BOSTON — In his first defense, junior lightweight world titlist Tevin Farmer polished off James Tennyson so easily in the fifth round on Saturday night at TD Garden that co-promoters Eddie Hearn of Matchroom Boxing and Lou DiBella said he could be back in the ring possibly as soon as December.
Whether Farmer returns then, potentially on the undercard of the Canelo Alvarez-Rocky Fielding fight on Dec. 15 (DAZN) at Madison Square Garden in New York, or in early 2019, he knows exactly who he wants to fight: fellow 130-pound world titlist Gervonta Davis.
The two have traded trash talk for months on social media and it’s a fight both claim to want.
“Whoever my promoters put me in front of. I’m ready to get back in the ring ASAP,” Farmer said. “I’m the champion. Who wants me? I am the big fight. [As for Davis], he has a lot of problems outside the ring he has to deal with. When he gets stuff right then he comes out to us.
“I want everybody with a belt. I don’t care who it is, but I have one particular guy I want: Gervonta Davis. Everyone’s like, why you not fighting, why you not fighting? Gervonta wants to fight. Everybody wants the fight. Now I got the belt, we got the money, and we got the venues. Let’s get it Davis already.

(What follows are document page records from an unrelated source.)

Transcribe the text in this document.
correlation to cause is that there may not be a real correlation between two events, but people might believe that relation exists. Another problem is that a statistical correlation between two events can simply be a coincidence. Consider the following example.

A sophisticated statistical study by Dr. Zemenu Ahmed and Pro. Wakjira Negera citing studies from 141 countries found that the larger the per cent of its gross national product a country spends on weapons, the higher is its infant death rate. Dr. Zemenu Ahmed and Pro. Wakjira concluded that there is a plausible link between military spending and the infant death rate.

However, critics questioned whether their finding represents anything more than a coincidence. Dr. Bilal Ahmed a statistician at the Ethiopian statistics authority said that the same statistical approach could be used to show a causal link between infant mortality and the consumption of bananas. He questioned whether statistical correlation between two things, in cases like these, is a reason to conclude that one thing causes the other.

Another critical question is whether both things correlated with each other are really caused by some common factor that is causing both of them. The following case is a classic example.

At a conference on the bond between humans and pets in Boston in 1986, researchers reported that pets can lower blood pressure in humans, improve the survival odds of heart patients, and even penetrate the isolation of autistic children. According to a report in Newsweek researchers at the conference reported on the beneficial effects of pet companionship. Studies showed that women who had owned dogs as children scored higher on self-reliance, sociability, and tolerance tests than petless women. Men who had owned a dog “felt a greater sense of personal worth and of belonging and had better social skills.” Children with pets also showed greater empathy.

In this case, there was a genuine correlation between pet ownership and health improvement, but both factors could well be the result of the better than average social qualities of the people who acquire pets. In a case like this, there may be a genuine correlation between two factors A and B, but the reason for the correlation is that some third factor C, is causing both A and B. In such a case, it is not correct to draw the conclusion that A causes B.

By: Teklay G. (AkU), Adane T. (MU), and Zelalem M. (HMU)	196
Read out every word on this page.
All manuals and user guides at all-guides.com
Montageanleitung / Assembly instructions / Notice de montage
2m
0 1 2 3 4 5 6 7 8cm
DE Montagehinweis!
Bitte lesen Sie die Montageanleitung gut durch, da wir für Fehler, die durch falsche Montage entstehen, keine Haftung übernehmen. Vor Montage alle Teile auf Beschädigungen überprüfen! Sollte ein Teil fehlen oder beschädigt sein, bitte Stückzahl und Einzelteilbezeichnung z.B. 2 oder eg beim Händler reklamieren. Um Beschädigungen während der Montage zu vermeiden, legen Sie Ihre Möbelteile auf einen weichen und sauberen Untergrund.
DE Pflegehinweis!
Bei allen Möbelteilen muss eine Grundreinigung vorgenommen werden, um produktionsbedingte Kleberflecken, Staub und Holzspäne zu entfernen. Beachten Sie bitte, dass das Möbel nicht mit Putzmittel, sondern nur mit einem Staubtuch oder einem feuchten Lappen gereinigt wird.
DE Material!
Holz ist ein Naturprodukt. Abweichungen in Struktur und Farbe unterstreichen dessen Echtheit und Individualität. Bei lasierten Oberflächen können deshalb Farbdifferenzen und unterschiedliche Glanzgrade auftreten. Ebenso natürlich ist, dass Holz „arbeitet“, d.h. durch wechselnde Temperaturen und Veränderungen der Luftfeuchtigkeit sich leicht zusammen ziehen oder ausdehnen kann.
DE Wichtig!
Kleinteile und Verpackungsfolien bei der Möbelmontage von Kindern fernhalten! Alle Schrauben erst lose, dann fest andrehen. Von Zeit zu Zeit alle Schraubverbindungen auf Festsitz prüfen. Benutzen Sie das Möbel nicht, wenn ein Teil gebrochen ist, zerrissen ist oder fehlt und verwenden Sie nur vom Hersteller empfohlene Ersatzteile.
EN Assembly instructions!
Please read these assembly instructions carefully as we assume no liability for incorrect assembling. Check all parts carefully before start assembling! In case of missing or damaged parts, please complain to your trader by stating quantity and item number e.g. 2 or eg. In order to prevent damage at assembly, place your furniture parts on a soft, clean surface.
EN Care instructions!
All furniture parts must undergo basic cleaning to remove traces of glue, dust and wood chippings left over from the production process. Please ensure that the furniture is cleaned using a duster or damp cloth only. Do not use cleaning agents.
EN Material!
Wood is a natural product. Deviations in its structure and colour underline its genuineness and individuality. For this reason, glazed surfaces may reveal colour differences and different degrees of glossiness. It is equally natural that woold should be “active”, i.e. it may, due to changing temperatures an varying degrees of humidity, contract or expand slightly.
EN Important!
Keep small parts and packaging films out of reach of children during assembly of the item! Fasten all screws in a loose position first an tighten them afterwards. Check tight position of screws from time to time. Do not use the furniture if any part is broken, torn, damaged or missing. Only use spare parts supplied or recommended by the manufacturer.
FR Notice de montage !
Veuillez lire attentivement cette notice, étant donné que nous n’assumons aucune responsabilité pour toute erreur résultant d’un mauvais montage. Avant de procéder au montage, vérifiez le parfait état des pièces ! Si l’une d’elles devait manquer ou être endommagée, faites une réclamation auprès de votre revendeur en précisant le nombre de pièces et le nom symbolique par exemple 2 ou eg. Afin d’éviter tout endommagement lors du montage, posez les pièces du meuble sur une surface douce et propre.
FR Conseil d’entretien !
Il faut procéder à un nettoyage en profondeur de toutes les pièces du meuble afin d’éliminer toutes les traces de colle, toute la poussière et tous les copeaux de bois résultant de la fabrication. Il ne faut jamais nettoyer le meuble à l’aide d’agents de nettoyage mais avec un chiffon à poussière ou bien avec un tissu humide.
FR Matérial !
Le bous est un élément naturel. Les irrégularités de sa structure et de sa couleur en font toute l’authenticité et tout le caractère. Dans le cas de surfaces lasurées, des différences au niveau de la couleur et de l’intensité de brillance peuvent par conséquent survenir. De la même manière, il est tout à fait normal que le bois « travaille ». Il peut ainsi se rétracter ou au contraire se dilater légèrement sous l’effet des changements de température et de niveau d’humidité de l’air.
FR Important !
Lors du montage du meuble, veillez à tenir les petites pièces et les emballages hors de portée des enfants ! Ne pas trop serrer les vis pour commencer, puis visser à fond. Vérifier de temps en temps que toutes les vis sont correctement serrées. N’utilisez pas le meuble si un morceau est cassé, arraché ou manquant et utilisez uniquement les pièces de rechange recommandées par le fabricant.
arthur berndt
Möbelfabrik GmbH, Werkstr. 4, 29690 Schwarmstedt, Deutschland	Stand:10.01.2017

Let’s go!”
Farmer dominated Tennyson on the Demetrius Andrade-Walter Kautondokwa undercard, hurting him repeatedly with body shots and knocking him with punches to the ribs in the fourth and fifth rounds before the fight was waved off after the second knockdown.
Hearn is gung-ho to make the all-southpaw fight between Farmer (27-4-1, 6 KOs), 28, of Philadelphia, and the Floyd Mayweather-promoted Davis (20-0, 19 KOs), 23, of Baltimore.
“It’s a natural fight. It’s going to get bigger and bigger. It’s a great unification fight,” Hearn said. “We can only be in control of our own destiny. [Farmer] tells me when he wants to fight, and he gets a date immediately. That’s a blessing for a fighter and obviously Gervonta doesn’t have that same blessing. He’s letting his best years and his best times pass him by.
“Realistically, summer of next year is when I’d like to see a unification fight with Gervonta Davis. It should be a super fight in the U.S. We know that when that fight comes, Tevin will be in his groove and the guys will have him absolutely firing on all cylinders ready for that fight.”
Hearn said he has made Mayweather Promotions an offer to co-promote Davis for three fights, which he claims would pay Davis by far his biggest purses. Hearn said that when Mayweather Promotions declined, he offered a one-fight deal for Davis for career-best money to fight on one of his DAZN-streamed cards against Farmer or any other opponent they could agree on. He was rebuffed.
“I went back [to Mayweather Promotions] and said, ‘Look, if you don’t want to do a three-fight deal with me, do a one-fight deal.’ The money is three times more than he’s making at the moment,” said Hearn, the No. 1 promoter in the United Kingdom. “America is a strange market. If that happened in the U.K. and the kid turned around and went, ‘I want to take it,’ you have no choice. In the U.S., the promoters seem to have much more power to be able to say, ‘No, I’m not letting you’ or ‘you’re not allowed to.’ That’s crazy. It might not suit Mayweather Promotions to upset their [broadcast] partner that will affect their other business by taking this deal. But how is that acting in the best interest of the fighter?
“The fighter is on social media all day going, ‘I can’t get a date, I’m so unhappy. I boxed once this year.’ He’s probably the best young talent in the sport. He’s boxed once this year. He’s f—ing brilliant. They came straight back and said we’re not interested.”
Mayweather Promotions CEO Leonard Ellerbe could not be reached for comment.
Hearn said he would continue to try to entice Mayweather Promotions to make a deal for Davis, but said if that does not come about he could match Farmer with England’s Scott Quigg (35-2-2, 26 KOs), the former junior featherweight world titlist, who moved from featherweight to junior lightweight on Saturday’s undercard and knocked out Mario Briones in the second round.
Davis, who has had numerous outside the ring issues, including a recent arrest in Washington D.C., for a late-night street fight, was stripped of a junior lightweight world title in August 2017 for failing to make weight for a defense against Francisco Fonseca on the Mayweather-Conor McGregor undercard. He knocked out Fonseca in the eighth round.
In his next fight, Davis made weight and won a vacant junior lightweight belt by third-round knockout of Jesus Cuellar on April 21 in Brooklyn, New York. But Davis has not boxed since and likely won’t fight for the rest of the year. However, there has been talk of an early 2019 fight against former featherweight world titlist Abner Mares (31-3-1, 15 KOs) on a Premier Boxing Champions card on either Showtime or Fox, the two outlets where PBC has broadcast deals.